We open after the world has died. It’s a harrowing post-apocalyptic landscape, and it’s there that our two “heroes,” the tough and grizzled Mister (Nick Damici) and the wide-eyed, horrified Martin (Connor Paolo) must locate small deposits of safety. It seems that the planet has been overrun by a virus that turns people into zombie-like vampires (or perhaps they are vampire-like zombies) and while it’s relatively safe to travel during the day, our pair of travelers must contend with all sorts of horrible threats once the sun goes down.

If you’re focused only on the surface stuff, Stake Land is a perfectly satisfying horror flick mixed with a low-key- neo-western. The old gunslinger and the kid feel like a duo yanked right out of an old John Ford western, and the quieter moments between the two men, particularly as the wise old warrior teaches his charge the importance of staying alive, are unexpectedly effective.

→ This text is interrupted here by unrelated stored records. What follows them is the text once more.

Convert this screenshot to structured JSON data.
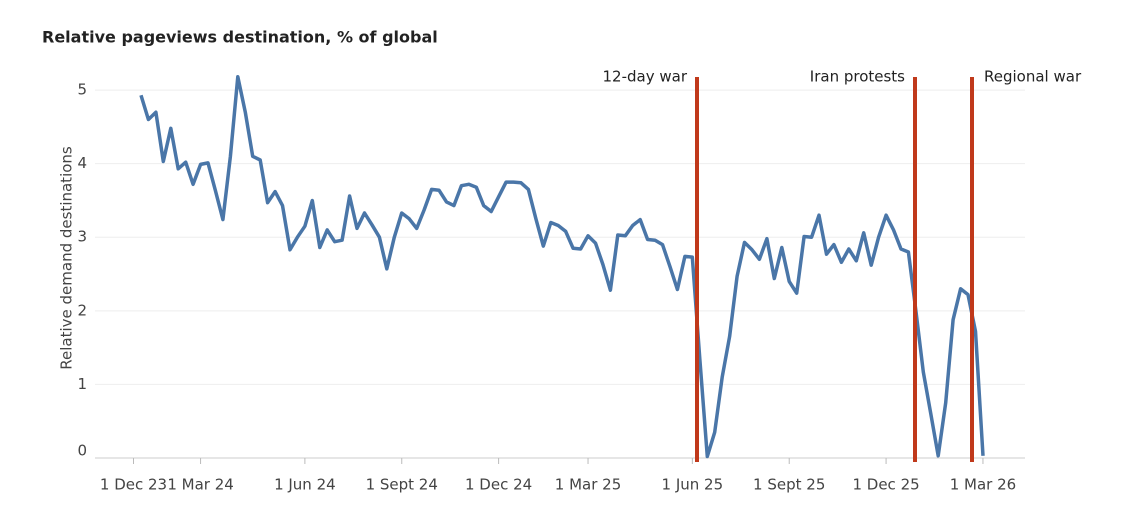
{
  "chart_data": {
    "type": "line",
    "title": "Relative pageviews destination, % of global",
    "y_label": "Relative demand destinations",
    "categories": [
      "1 Dec 23",
      null,
      null,
      null,
      null,
      null,
      null,
      null,
      null,
      "1 Mar 24",
      null,
      null,
      null,
      null,
      null,
      null,
      null,
      null,
      null,
      null,
      null,
      null,
      null,
      "1 Jun 24",
      null,
      null,
      null,
      null,
      null,
      null,
      null,
      null,
      null,
      null,
      null,
      null,
      "1 Sept 24",
      null,
      null,
      null,
      null,
      null,
      null,
      null,
      null,
      null,
      null,
      null,
      null,
      "1 Dec 24",
      null,
      null,
      null,
      null,
      null,
      null,
      null,
      null,
      null,
      null,
      null,
      "1 Mar 25",
      null,
      null,
      null,
      null,
      null,
      null,
      null,
      null,
      null,
      null,
      null,
      null,
      null,
      "1 Jun 25",
      null,
      null,
      null,
      null,
      null,
      null,
      null,
      null,
      null,
      null,
      null,
      null,
      "1 Sept 25",
      null,
      null,
      null,
      null,
      null,
      null,
      null,
      null,
      null,
      null,
      null,
      null,
      "1 Dec 25",
      null,
      null,
      null,
      null,
      null,
      null,
      null,
      null,
      null,
      null,
      null,
      null,
      "1 Mar 26"
    ],
    "series": [
      {
        "name": "Relative pageviews destination",
        "color": "#4a76a8",
        "values": [
          null,
          4.93,
          4.6,
          4.7,
          4.03,
          4.48,
          3.93,
          4.02,
          3.72,
          3.99,
          4.01,
          3.63,
          3.24,
          4.1,
          5.18,
          4.7,
          4.1,
          4.05,
          3.47,
          3.62,
          3.43,
          2.83,
          3.0,
          3.15,
          3.5,
          2.86,
          3.1,
          2.94,
          2.96,
          3.56,
          3.12,
          3.33,
          3.17,
          3.0,
          2.57,
          3.0,
          3.33,
          3.25,
          3.12,
          3.37,
          3.65,
          3.64,
          3.48,
          3.43,
          3.7,
          3.72,
          3.68,
          3.43,
          3.35,
          3.55,
          3.75,
          3.75,
          3.74,
          3.65,
          3.25,
          2.88,
          3.2,
          3.16,
          3.08,
          2.85,
          2.84,
          3.02,
          2.92,
          2.63,
          2.28,
          3.03,
          3.02,
          3.16,
          3.24,
          2.97,
          2.96,
          2.9,
          2.6,
          2.29,
          2.74,
          2.73,
          1.35,
          0.02,
          0.35,
          1.1,
          1.65,
          2.47,
          2.93,
          2.83,
          2.7,
          2.98,
          2.44,
          2.86,
          2.4,
          2.24,
          3.01,
          3.0,
          3.3,
          2.77,
          2.9,
          2.66,
          2.84,
          2.68,
          3.06,
          2.62,
          3.0,
          3.3,
          3.1,
          2.84,
          2.8,
          2.0,
          1.17,
          0.6,
          0.03,
          0.75,
          1.88,
          2.3,
          2.22,
          1.72,
          0.03
        ]
      }
    ],
    "ylim": [
      0,
      5.3
    ],
    "yticks": [
      0,
      1,
      2,
      3,
      4,
      5
    ],
    "grid": true,
    "annotations": [
      {
        "label": "12-day war",
        "color": "#c0391b"
      },
      {
        "label": "Iran protests",
        "color": "#c0391b"
      },
      {
        "label": "Regional war",
        "color": "#c0391b"
      }
    ]
  }
}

Outside of that simple framework, however, Stake Land becomes even more interesting.

Mickle and co-screenwriter Damici work rather hard to posit a basic but very compelling idea: that even in a world full of zombie-style vampire creatures, rampant disease, and a noted lack of personal hygiene -- the biggest threat on the horizon is still plain old man, and infinitely moreso if those men have hitched their desperate wagons to a reilgious perspective. In other words, the post-apocalyptic religion nuts are infinitely more dangerous than the monsters are; at least with the monsters a survivor knows where he stands. It takes a clear-minded human being to deceive, manipulate, and abuse another man.

So while Stake Land certainly works as a scrappy little horror flick / road movie, it’s at its most compelling when Mickle and Damici are focused on their socio-political targets. The chases, chomps, and escapes are perfectly suspenseful and sly, but this film works best when it’s dabbling in shades of grey. (Plus the flick boasts intangible merits that don’t need a lot of cash: smarts, enthusiasm, and cleverness behind the camera, for example.)

Stake Land follows Mickle’s debut feature, Mulberry Street, by creating a stark and effectively bleak landscape for its low-key characters to wander around in. Neither film is a shock-a-minute gore-fest, but they’re quite moody and adequately unsettling. If nothing else, Mickle knows how to make an inexpensive film look like a relatively high-end one. Fortunately Stake Land is a big step up from Mulberry Street in many ways ... which means I’m certainly looking forward to Jim Mickle’s third film.